Energy Transfer and its subsidiary Dakota Access LLC said in a lawsuit that the state recently provided some 16,000 “confidential, proprietary, and privileged documents” to an unspecified third party under an open records request, the Bismarck Tribune reported.
That information is private and its disclosure “puts the pipeline, Plaintiffs’ employees, and the citizens of North Dakota at risk,” attorney Randall Bakke wrote in the lawsuit.
The lawsuit filed in mid-October names the North Dakota Private Investigative and Security Board and TigerSwan, the North Carolina-based company that handled security for the pipeline during protests over its construction.

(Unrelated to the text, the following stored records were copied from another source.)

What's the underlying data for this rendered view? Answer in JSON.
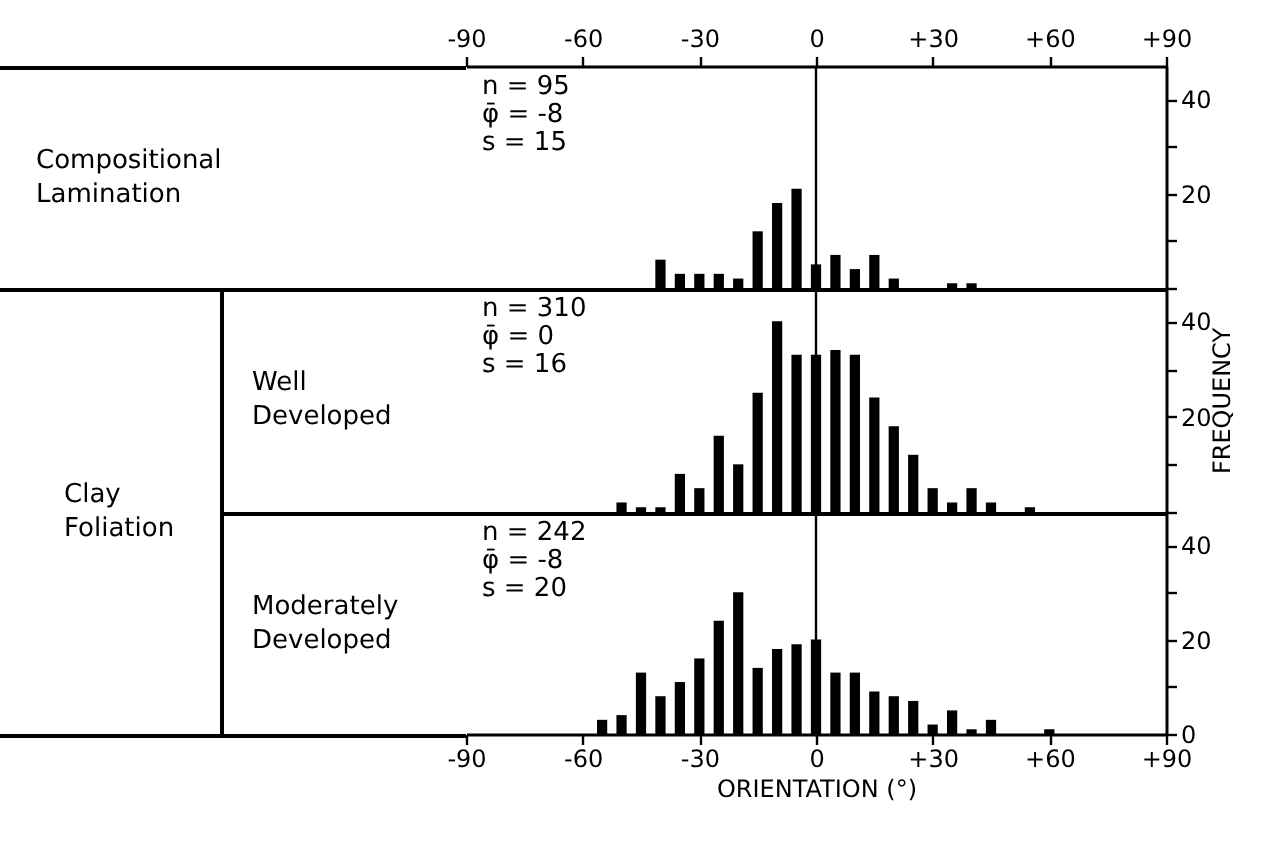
{
  "chart_data": [
    {
      "type": "histogram",
      "annotations": [
        "n = 95",
        "φ̄ = -8",
        "s = 15",
        "Compositional Lamination"
      ],
      "color": "#000000",
      "bins": [
        -42.5,
        -37.5,
        -32.5,
        -27.5,
        -22.5,
        -17.5,
        -12.5,
        -7.5,
        -2.5,
        2.5,
        7.5,
        12.5,
        17.5,
        22.5,
        27.5,
        32.5,
        37.5,
        42.5
      ],
      "values": [
        6,
        3,
        3,
        3,
        2,
        12,
        18,
        21,
        5,
        7,
        4,
        7,
        2,
        0,
        0,
        1,
        1
      ],
      "xlim": [
        -90,
        90
      ],
      "xticks": [
        -90,
        -60,
        -30,
        0,
        {
          "value": 30,
          "label": "+30"
        },
        {
          "value": 60,
          "label": "+60"
        },
        {
          "value": 90,
          "label": "+90"
        }
      ],
      "ylim": [
        0,
        47
      ],
      "yticks": [
        {
          "value": 0,
          "label": null
        },
        {
          "value": 10,
          "label": null
        },
        20,
        {
          "value": 30,
          "label": null
        },
        40
      ],
      "ref_lines": [
        {
          "axis": "x",
          "value": 0
        }
      ],
      "grid": false
    },
    {
      "type": "histogram",
      "annotations": [
        "n = 310",
        "φ̄ = 0",
        "s = 16",
        "Well Developed",
        "Clay Foliation"
      ],
      "color": "#000000",
      "ylabel": "FREQUENCY",
      "bins": [
        -52.5,
        -47.5,
        -42.5,
        -37.5,
        -32.5,
        -27.5,
        -22.5,
        -17.5,
        -12.5,
        -7.5,
        -2.5,
        2.5,
        7.5,
        12.5,
        17.5,
        22.5,
        27.5,
        32.5,
        37.5,
        42.5,
        47.5,
        52.5,
        57.5
      ],
      "values": [
        2,
        1,
        1,
        8,
        5,
        16,
        10,
        25,
        40,
        33,
        33,
        34,
        33,
        24,
        18,
        12,
        5,
        2,
        5,
        2,
        0,
        1
      ],
      "xlim": [
        -90,
        90
      ],
      "tick_labels": "y",
      "ylim": [
        0,
        47
      ],
      "yticks": [
        {
          "value": 0,
          "label": null
        },
        {
          "value": 10,
          "label": null
        },
        20,
        {
          "value": 30,
          "label": null
        },
        40
      ],
      "ref_lines": [
        {
          "axis": "x",
          "value": 0
        }
      ],
      "grid": false
    },
    {
      "type": "histogram",
      "annotations": [
        "n = 242",
        "φ̄ = -8",
        "s = 20",
        "Moderately Developed"
      ],
      "color": "#000000",
      "xlabel": "ORIENTATION (°)",
      "bins": [
        -57.5,
        -52.5,
        -47.5,
        -42.5,
        -37.5,
        -32.5,
        -27.5,
        -22.5,
        -17.5,
        -12.5,
        -7.5,
        -2.5,
        2.5,
        7.5,
        12.5,
        17.5,
        22.5,
        27.5,
        32.5,
        37.5,
        42.5,
        47.5,
        52.5,
        57.5,
        62.5
      ],
      "values": [
        3,
        4,
        13,
        8,
        11,
        16,
        24,
        30,
        14,
        18,
        19,
        20,
        13,
        13,
        9,
        8,
        7,
        2,
        5,
        1,
        3,
        0,
        0,
        1
      ],
      "xlim": [
        -90,
        90
      ],
      "xticks": [
        -90,
        -60,
        -30,
        0,
        {
          "value": 30,
          "label": "+30"
        },
        {
          "value": 60,
          "label": "+60"
        },
        {
          "value": 90,
          "label": "+90"
        }
      ],
      "ylim": [
        0,
        47
      ],
      "yticks": [
        0,
        {
          "value": 10,
          "label": null
        },
        20,
        {
          "value": 30,
          "label": null
        },
        40
      ],
      "ref_lines": [
        {
          "axis": "x",
          "value": 0
        }
      ],
      "grid": false
    }
  ]
}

In September, the board and TigerSwan settled a two-year-long battle over whether the company operated illegally in North Dakota while the pipeline was under construction in 2016 and 2017.
The lawsuit seeks the return of the documents that TigerSwan provided to the board in that dispute.
Assistant Attorney General Courtney Titus, who represents the board, has asked South Central District Judge Cynthia Feland to dismiss the case.
“All records received by or coming into the custody, control, or possession of public officials are the property of the State and all records of a public entity are public records,” she wrote.